I must say that the antagonist grandparents... I seriously want them to jump out of the pages of the book and appear before me just so I can punch them in the face!! Those rats!!! How dare they try to take a little girl away from her father!! It was sincerely heartbreaking to read about Zoe playing with her toys and repeating meaningless chants her grandparents had coached into her head to explain that everything "will be okay."
Enzo is a wonderful narrator full of spunk, sarcasm, humor, and sincerity. His one mission is life is to protect his family. His one dream is to become a man and use opposable thumbs.
When trying to prove that man's closest relative is the dog and not the monkey, he says, "Case-in-Point #2: The Werewolf
"The full moon rises. The fog clings to the lowest branches of the spruce trees. The man steps out of the darkest corner of the forest and finds himself transformed into... A monkey? I think not" (20)!
The book really demonstrates how when a dog's family goes through tragedy or stress, it affects the dog too. Just because they don't have a soul or the logical thinking of a human being doesn't mean they don't feel just as strongly as we do.

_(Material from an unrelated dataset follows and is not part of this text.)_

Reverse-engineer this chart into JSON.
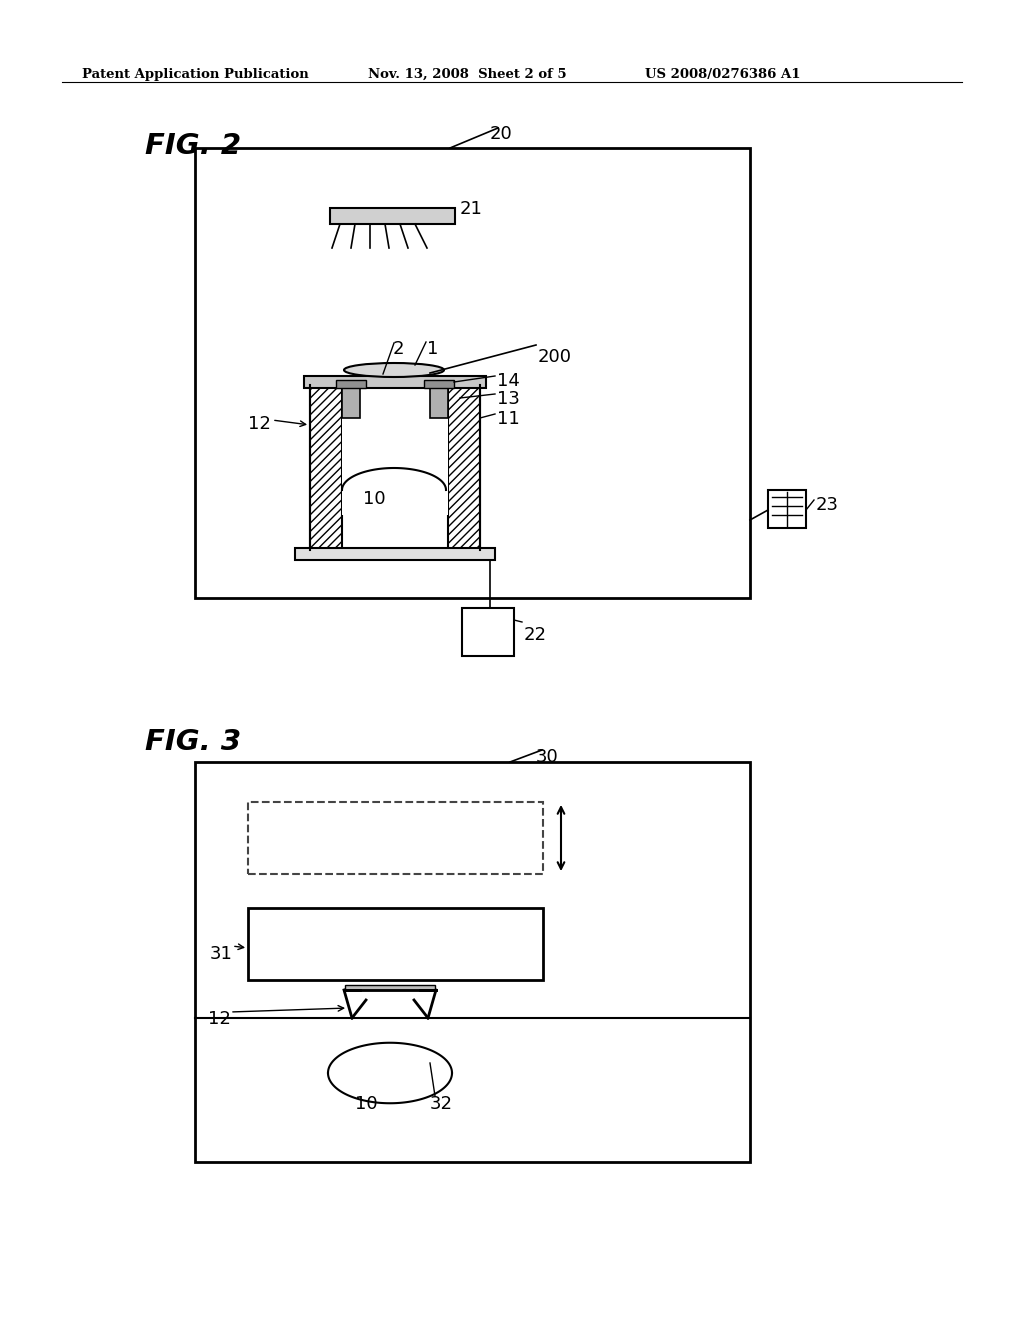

Here, Enzo explains pain when Eve begins experiencing the telling migraines of the brain tumor: "The intensity and arbitrary nature of Eve's affliction was far beyond Denny's grasp. The wailings, the dramatic screaming fits, the falling on the floor in fits of anguish. These are things that only dogs and women understand because we tap into the pain directly, we connect to pain directly from its source, and so it is at once brilliant and brutal and clear, like white hot metal spraying out of a fire hose, we can appreciate the aesthetic while taking the worst of it straight in the face. Men, on the other hand, are all filters and deflectors and timed release... They have no idea that the manifestation of their affliction... is merely a symptom, an indication of a systemic problem... Suppressing the symptom does nothing but force the true problem to express itself on a deeper level at some other time" (62-63).
The book was amazing, descriptive, heart-warming, and raw. And of course as with all animal novels, I cried at the end. You can always foresee the ending of a book with an animal as the main character. Like Marley & Me and Where the Red Fern Grows, the humans continue with their lives and the animals pass on. The same holds true with Enzo's life, yet this time the reader knew from Chapter 1 that Enzo was going to die as he knows it is time and Denny even schedules a non-round trip visit to the vet. Still what's amazing here is that while the dog dies, the story continues for just a chapter more........ Read it!!! You'll love it!!
Works Cited:
Stein, Garth. The Art of Racing in the Rain.
New York: HarperCollins, 2008. Print.